Angela benim lise yıllarımdaki tek yakın arkadaşımdı. 2 yıl aynı sırayı paylaştık ve 3. yılımızda sınıflarımız ayrıldı. Ne olduysa o yıl oldu. Benim yüzümden bir olaya karıştı. Bir ay kadar görüşmedik. Aramıza Mina diye lakaplandırdığım kızı almıştım. Angela olmadan ne hale geldiğimi görmüştü. Angela ile barıştıktan birkaç ay sonra Mina aramızı bozdu. Angela ile ortak arkadaşlarımız ikiye bölündü. Bizim küslüğümüz kısaca herkesin gerçek yüzünü ortaya çıkarmıştı fakat Angela ile ne olursa olsun konuşmuyorduk. Söylenen yalanlara çok inandığı için benimle konuşmak istemedi.
Bu yıl onunla bir şekilde bir araya gelmek istedim. Geçen yıl onun hakkında bana çok kötü şeyler söylenmişti ve bunları bilmeye hakkı var diye düşündüm. Yüz yüze görüşmek mümkün olmadı. Kraliçemin aracılığıyla buluşsam çekip gider veya olay çıkartır diye düşündüm. Bu güne kadar erteledim ve en son cesaretimi toplayıp ssleri ona attım.
Engeller ve umursamaz sanmıştım. Cevap verdi. Bana mesaj attı. Konuştuk. Nasıl konuşabildiğimi hâlâ bilmiyorum. Ellerim titredi ve algılarım kapandı. Aklında olduğumu söyledi. Bu yıl eski arkadaşlarıyla arasını düzeltmiş ve ben kalmışım geriye. Arayı düzeltmemizi umuyor. Bugün için buluşma ayarladık. 1 saat sonra aynı masada oturmuş olacağız. Ellerim titriyor. Nefes almakta zorlanıyorum. İsmini dahi duyunca fenalaşan ben onunla aynı masaya oturacağım. Buna nasıl dayanacağımı bilmiyorum.
Onun karşısında ağlamaktan korkuyorum. Eğer ağlarsam yüksek ihtimalle konuşamayacağım ve buluşma çöp olacak. Bana verdiği ve onun için çok değerli olan peluş köpeği götürücem yanımda. Umarım her şey düzelir. Artık onunla alakalı daha fazla kabus görmek istemiyorum.

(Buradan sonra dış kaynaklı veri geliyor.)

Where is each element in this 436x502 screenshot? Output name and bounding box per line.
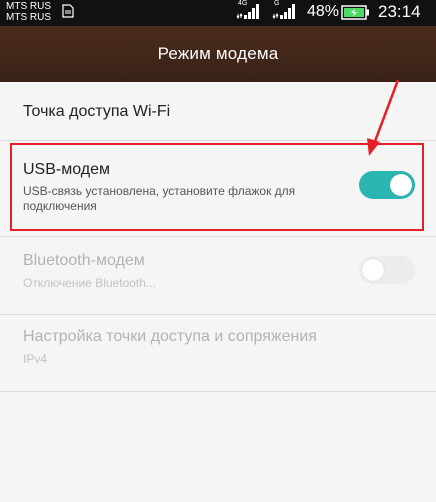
toggle-knob: [362, 259, 384, 281]
carrier-names: MTS RUS MTS RUS: [6, 1, 51, 23]
divider: [0, 391, 436, 392]
bluetooth-modem-subtitle: Отключение Bluetooth...: [23, 276, 156, 290]
battery-percent: 48%: [307, 3, 340, 20]
status-bar: MTS RUS MTS RUS 4G G 48% 23:14: [0, 0, 436, 26]
list-item-wifi-hotspot[interactable]: Точка доступа Wi-Fi: [0, 83, 436, 140]
page-title: Режим модема: [157, 44, 279, 63]
list-item-hotspot-settings[interactable]: Настройка точки доступа и сопряжения IPv…: [0, 315, 436, 391]
carrier-2: MTS RUS: [6, 12, 51, 23]
bluetooth-modem-title: Bluetooth-модем: [23, 252, 145, 269]
signal-icon: [236, 2, 262, 25]
signal-icon: [272, 2, 298, 25]
hotspot-settings-subtitle: IPv4: [23, 352, 48, 366]
clock: 23:14: [378, 2, 421, 21]
carrier-1: MTS RUS: [6, 1, 51, 12]
hotspot-settings-title: Настройка точки доступа и сопряжения: [23, 328, 317, 345]
title-bar: Режим модема: [0, 26, 436, 82]
battery-charging-icon: [341, 5, 371, 25]
bluetooth-modem-toggle[interactable]: [359, 256, 415, 284]
sim-card-icon: [62, 4, 74, 23]
wifi-hotspot-title: Точка доступа Wi-Fi: [23, 103, 171, 120]
list-item-bluetooth-modem[interactable]: Bluetooth-модем Отключение Bluetooth...: [0, 237, 436, 314]
highlight-box: [10, 143, 424, 231]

Angela ile buluştuk. Uyandığım andan buluşma saatine kadar midem bulandı. Babamla öğle yemeğimizi yerken mide bulantım yüzünden yemeğim yarım kaldı ve yiyemedim. Masayı topladıktan sonra hazırlanmak için odama geçtim.
Yanıma almayı unuturum diye onun için değerli olan köpek peluşu koydum çantama. Sakladığım çok nadir eşyaları vardı. Ona mesaj attığım güne kadar çoğu duruyordu aslında ama barışsak bile baktıkça canımı acıtacağı için birisine hediye ettim. Üstümü değiştirip makyajımı yaptıktan sonra çıktım evden. Oraya kadar nasıl yürüdüğümü hâlâ bilmiyorum.

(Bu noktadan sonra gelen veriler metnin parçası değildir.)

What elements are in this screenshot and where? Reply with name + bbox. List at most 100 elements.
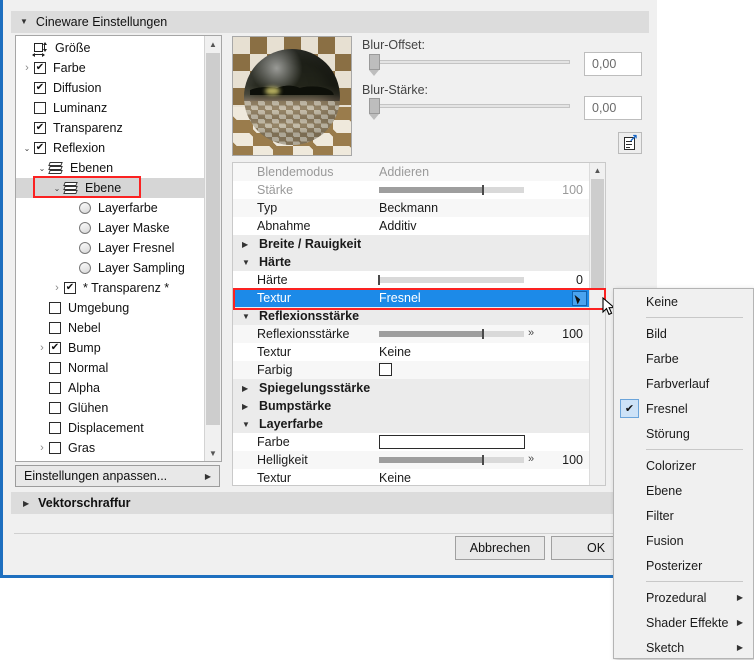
chevron-right-icon[interactable]: › [35,342,49,354]
property-row[interactable]: ▼ Reflexionsstärke [233,307,591,325]
property-scrollbar[interactable]: ▲ [589,163,605,485]
menu-item-filter[interactable]: Filter [614,503,753,528]
slider-stepper-icon[interactable]: » [528,453,534,465]
menu-item-fresnel[interactable]: ✔ Fresnel [614,396,753,421]
property-row[interactable]: Farbe [233,433,591,451]
tree-item-normal[interactable]: Normal [16,358,204,378]
property-row[interactable]: Abnahme Additiv [233,217,591,235]
checkbox-checked[interactable]: ✔ [34,122,46,134]
property-row[interactable]: ▶ Breite / Rauigkeit [233,235,591,253]
menu-item-posterizer[interactable]: Posterizer [614,553,753,578]
slider-handle[interactable] [378,275,380,285]
blur-strength-slider-knob[interactable] [369,98,380,120]
menu-item-bild[interactable]: Bild [614,321,753,346]
menu-item-ebene[interactable]: Ebene [614,478,753,503]
slider-handle[interactable] [482,455,485,465]
tree-item-umgebung[interactable]: Umgebung [16,298,204,318]
checkbox-unchecked[interactable] [379,363,392,376]
property-row[interactable]: Textur Keine [233,343,591,361]
property-row[interactable]: Typ Beckmann [233,199,591,217]
tree-item-transparenz[interactable]: › ✔ * Transparenz * [16,278,204,298]
tree-item-luminanz[interactable]: Luminanz [16,98,204,118]
material-preview-thumbnail[interactable] [232,36,352,156]
tree-item-layer-sampling[interactable]: Layer Sampling [16,258,204,278]
slider-handle[interactable] [482,185,485,195]
blur-strength-value-field[interactable]: 0,00 [584,96,642,120]
chevron-down-icon[interactable]: ▼ [242,420,250,429]
tree-item-reflexion[interactable]: ⌄ ✔ Reflexion [16,138,204,158]
tree-item-gr-e[interactable]: Größe [16,38,204,58]
tree-scrollbar-thumb[interactable] [206,53,220,425]
chevron-down-icon[interactable]: ⌄ [50,184,64,193]
cancel-button[interactable]: Abbrechen [455,536,545,560]
radio-icon[interactable] [79,242,91,254]
property-number[interactable]: 0 [576,273,583,287]
checkbox-unchecked[interactable] [49,422,61,434]
checkbox-checked[interactable]: ✔ [34,142,46,154]
checkbox-checked[interactable]: ✔ [64,282,76,294]
tree-item-bump[interactable]: › ✔ Bump [16,338,204,358]
checkbox-unchecked[interactable] [49,382,61,394]
tree-item-farbe[interactable]: › ✔ Farbe [16,58,204,78]
property-row[interactable]: Textur Keine [233,469,591,485]
tree-scroll-down-icon[interactable]: ▼ [205,445,221,461]
property-row[interactable]: Stärke 100 [233,181,591,199]
property-row[interactable]: ▼ Layerfarbe [233,415,591,433]
chevron-right-icon[interactable]: ▶ [242,402,248,411]
radio-icon[interactable] [79,202,91,214]
menu-item-colorizer[interactable]: Colorizer [614,453,753,478]
checkbox-unchecked[interactable] [49,302,61,314]
checkbox-unchecked[interactable] [49,442,61,454]
texture-dropdown-button[interactable] [572,291,587,306]
menu-item-st-rung[interactable]: Störung [614,421,753,446]
tree-item-ebenen[interactable]: ⌄ Ebenen [16,158,204,178]
radio-icon[interactable] [79,222,91,234]
chevron-down-icon[interactable]: ▼ [242,258,250,267]
section-header-vektorschraffur[interactable]: ▶ Vektorschraffur [11,492,649,514]
menu-item-fusion[interactable]: Fusion [614,528,753,553]
property-number[interactable]: 100 [562,183,583,197]
tree-item-diffusion[interactable]: ✔ Diffusion [16,78,204,98]
property-number[interactable]: 100 [562,327,583,341]
tree-item-layerfarbe[interactable]: Layerfarbe [16,198,204,218]
tree-item-layer-fresnel[interactable]: Layer Fresnel [16,238,204,258]
property-row[interactable]: ▶ Bumpstärke [233,397,591,415]
property-number[interactable]: 100 [562,453,583,467]
property-row[interactable]: Härte 0 [233,271,591,289]
tree-item-alpha[interactable]: Alpha [16,378,204,398]
tree-item-gras[interactable]: › Gras [16,438,204,458]
property-scrollbar-thumb[interactable] [591,179,604,289]
chevron-right-icon[interactable]: › [20,62,34,74]
property-row[interactable]: Reflexionsstärke » 100 [233,325,591,343]
blur-offset-value-field[interactable]: 0,00 [584,52,642,76]
section-header-cineware[interactable]: ▼ Cineware Einstellungen [11,11,649,33]
property-row[interactable]: Farbig [233,361,591,379]
checkbox-unchecked[interactable] [49,402,61,414]
chevron-right-icon[interactable]: ▶ [242,384,248,393]
checkbox-unchecked[interactable] [49,362,61,374]
menu-item-farbe[interactable]: Farbe [614,346,753,371]
color-swatch[interactable] [379,435,525,449]
menu-item-shader-effekte[interactable]: Shader Effekte ▶ [614,610,753,635]
slider-track[interactable] [379,277,524,283]
checkbox-unchecked[interactable] [49,322,61,334]
checkbox-checked[interactable]: ✔ [34,82,46,94]
tree-item-layer-maske[interactable]: Layer Maske [16,218,204,238]
menu-item-prozedural[interactable]: Prozedural ▶ [614,585,753,610]
menu-item-farbverlauf[interactable]: Farbverlauf [614,371,753,396]
tree-scrollbar[interactable]: ▲ ▼ [204,36,221,461]
channel-tree-panel[interactable]: Größe › ✔ Farbe ✔ Diffusion Luminanz ✔ Transp… [15,35,222,462]
property-scroll-up-icon[interactable]: ▲ [590,163,605,178]
slider-handle[interactable] [482,329,485,339]
tree-item-displacement[interactable]: Displacement [16,418,204,438]
property-row[interactable]: Helligkeit » 100 [233,451,591,469]
menu-item-sketch[interactable]: Sketch ▶ [614,635,753,660]
blur-strength-slider-track[interactable] [370,104,570,108]
checkbox-checked[interactable]: ✔ [34,62,46,74]
tree-item-transparenz[interactable]: ✔ Transparenz [16,118,204,138]
blur-offset-slider-track[interactable] [370,60,570,64]
tree-scroll-up-icon[interactable]: ▲ [205,36,221,52]
blur-offset-slider-knob[interactable] [369,54,380,76]
tree-item-nebel[interactable]: Nebel [16,318,204,338]
checkbox-checked[interactable]: ✔ [49,342,61,354]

Buluşacağımız mekana yaklaştığımda adımlarım yavaşladı. Bir an geri dönüp eve kadar koşacağım sandım. Derin nefesler alarak mekana girdim ve ikinci kata çıktım. Sigara içtiği için -artık içmediğini söyledi ve bu yüzden mutluyum- balkon tarafında oturmayı isteyeceğini düşünüp boş olan bir masaya geçtim. Mide bulantım daha çok artmıştı ve buluşma saati yaklaştıkça ellerim titriyordu.
Angela gülümseyerek karşıma oturduğunda kusucak gibi hissettim. Mümkün olduğunca ona bakmamaya çalıştım. Kendimi bu an için hazırlasam bile aniden onu görmek beni pek iyi etkilememişti. Nasıl gittiğini sordu ve kusucak gibi hissettiğimi söyledim. Ona baktığımda böyle hissettiğimi anlamıştı ve beni kötü etkilediği için özür diledi.
İlk önce ona peluşunu verdim. O da bana ona verdiğim ve o dönem bana benzettiğimiz figürü getirmiş. Ona verdiğim her şeyi sakladığını söyledi. Daha sonra bizim aramızı açan Mina'nın ses kayıtlarını dinledi. Bütün yalanlar bir bir döküldü. O kızdan bir kez daha nefret ettim.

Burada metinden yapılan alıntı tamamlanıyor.